[GRASS-user] editing grass postscript maps

Hamish hamish_nospam at yahoo.com
Wed May 16 01:49:28 EDT 2007


Paul:
> > psutils (http://www.tardis.ed.ac.uk/~ajcd/psutils/index.html), in 
> > particular the psnup command, can do this to PostScript without any 
> > conversion - I've used it sucessfully many times, although the last
> > was  quite a few years ago now. Perhaps it is installed by default
> > on Debian?

Tyler:
> psnup is ok, but there is no direct way to control the spacing between
> the original ps files, at least not that I can find.

a2ps --margin[=NUM]
       define an interior margin of size NUM


> > But I was assuming there'd be a need to put extra captions and stuff
> > under  the maps and re-arrange them on the page, which psnup won't
> > do. 
> 
> All I need is a letter in the corner of each plot, which ps.map will
> do without much bother.
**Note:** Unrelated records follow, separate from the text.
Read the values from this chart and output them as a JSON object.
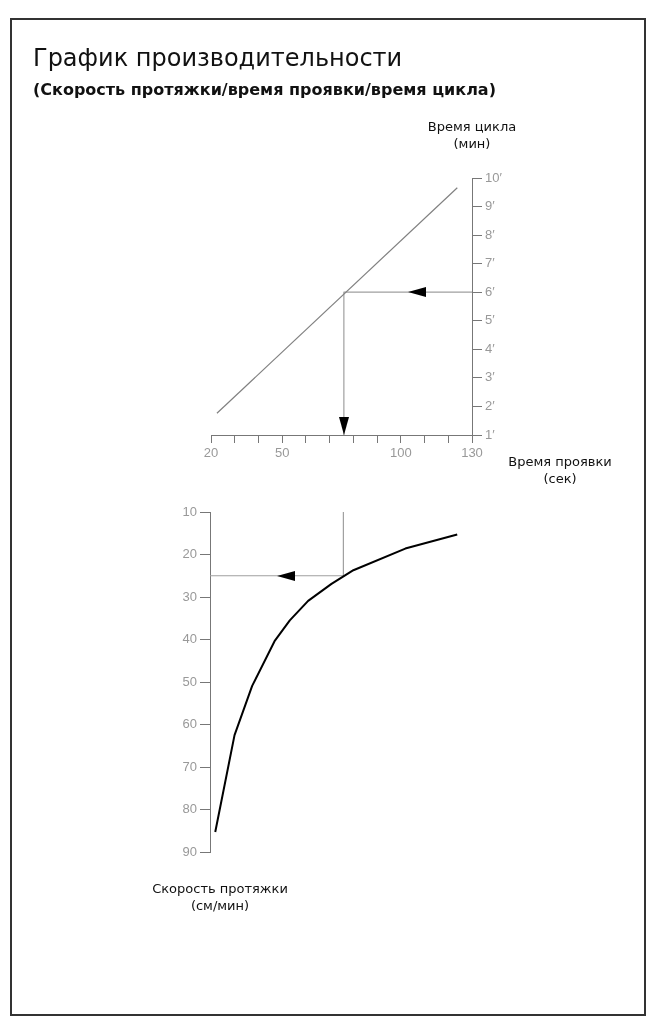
{
  "chart_data": [
    {
      "type": "line",
      "title": "График производительности",
      "subtitle": "(Скорость протяжки/время проявки/время цикла)",
      "xlabel": "Время проявки\n(сек)",
      "ylabel": "Время цикла\n(мин)",
      "xlim": [
        20,
        130
      ],
      "xticks": [
        20,
        {
          "value": 30,
          "label": null
        },
        {
          "value": 40,
          "label": null
        },
        50,
        {
          "value": 60,
          "label": null
        },
        {
          "value": 70,
          "label": null
        },
        {
          "value": 80,
          "label": null
        },
        {
          "value": 90,
          "label": null
        },
        100,
        {
          "value": 110,
          "label": null
        },
        {
          "value": 120,
          "label": null
        },
        130
      ],
      "ylim": [
        1,
        10
      ],
      "yticks": [
        {
          "value": 1,
          "label": "1′"
        },
        {
          "value": 2,
          "label": "2′"
        },
        {
          "value": 3,
          "label": "3′"
        },
        {
          "value": 4,
          "label": "4′"
        },
        {
          "value": 5,
          "label": "5′"
        },
        {
          "value": 6,
          "label": "6′"
        },
        {
          "value": 7,
          "label": "7′"
        },
        {
          "value": 8,
          "label": "8′"
        },
        {
          "value": 9,
          "label": "9′"
        },
        {
          "value": 10,
          "label": "10′"
        }
      ],
      "marker": "none",
      "series": [
        {
          "color": "#808080",
          "x": [
            22.5,
            123.8
          ],
          "values": [
            1.76,
            9.66
          ]
        },
        {
          "color": "#a0a0a0",
          "x": [
            130,
            76,
            76
          ],
          "values": [
            6,
            6,
            1
          ]
        }
      ]
    },
    {
      "type": "line",
      "ylabel": "Скорость протяжки\n(см/мин)",
      "xlim": [
        20,
        130
      ],
      "ylim": [
        90,
        10
      ],
      "yticks": [
        10,
        20,
        30,
        40,
        50,
        60,
        70,
        80,
        90
      ],
      "tick_labels": "y",
      "marker": "none",
      "series": [
        {
          "color": "#000000",
          "x": [
            22.2,
            30.3,
            37.7,
            47.1,
            53.5,
            61.2,
            71.0,
            76.7,
            80.2,
            102,
            123.8
          ],
          "values": [
            85.3,
            62.5,
            50.9,
            40.4,
            35.5,
            30.9,
            26.9,
            24.9,
            23.7,
            18.6,
            15.3
          ]
        },
        {
          "color": "#a0a0a0",
          "x": [
            76,
            76,
            20
          ],
          "values": [
            10,
            25,
            25
          ]
        }
      ]
    }
  ]
}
The captions will be done in LaTeX.

I've just put up a new example in the d.out.file help page demonstrating
this for the new PS driver.


> I have just now figured out what I was doing wrong with the Gimp. I
> was opening the .eps files I had generated with ps.map at 300dpi, but
> the base layer was only 100dpi, so the resolution was 100dpi in the
> final image. Now that I know that, it looks like I should be able to
> get clear, if very large, images out of the gimp after all. So if I
> can't get inkscape to display the raster layer in lovely colour, at
> least I can get a usable image out of that, at least for my thesis.

one trick how to do that nicely: open it at 1200dpi or so, then rescale
down using the rescale tool (Shift-T) + Cubic interpolation. May or may
not give you better results than going to the target size directly from
the File->Open dialog. But you will only lose resoution resampling to
raster, so try hard for a PSutils solution first.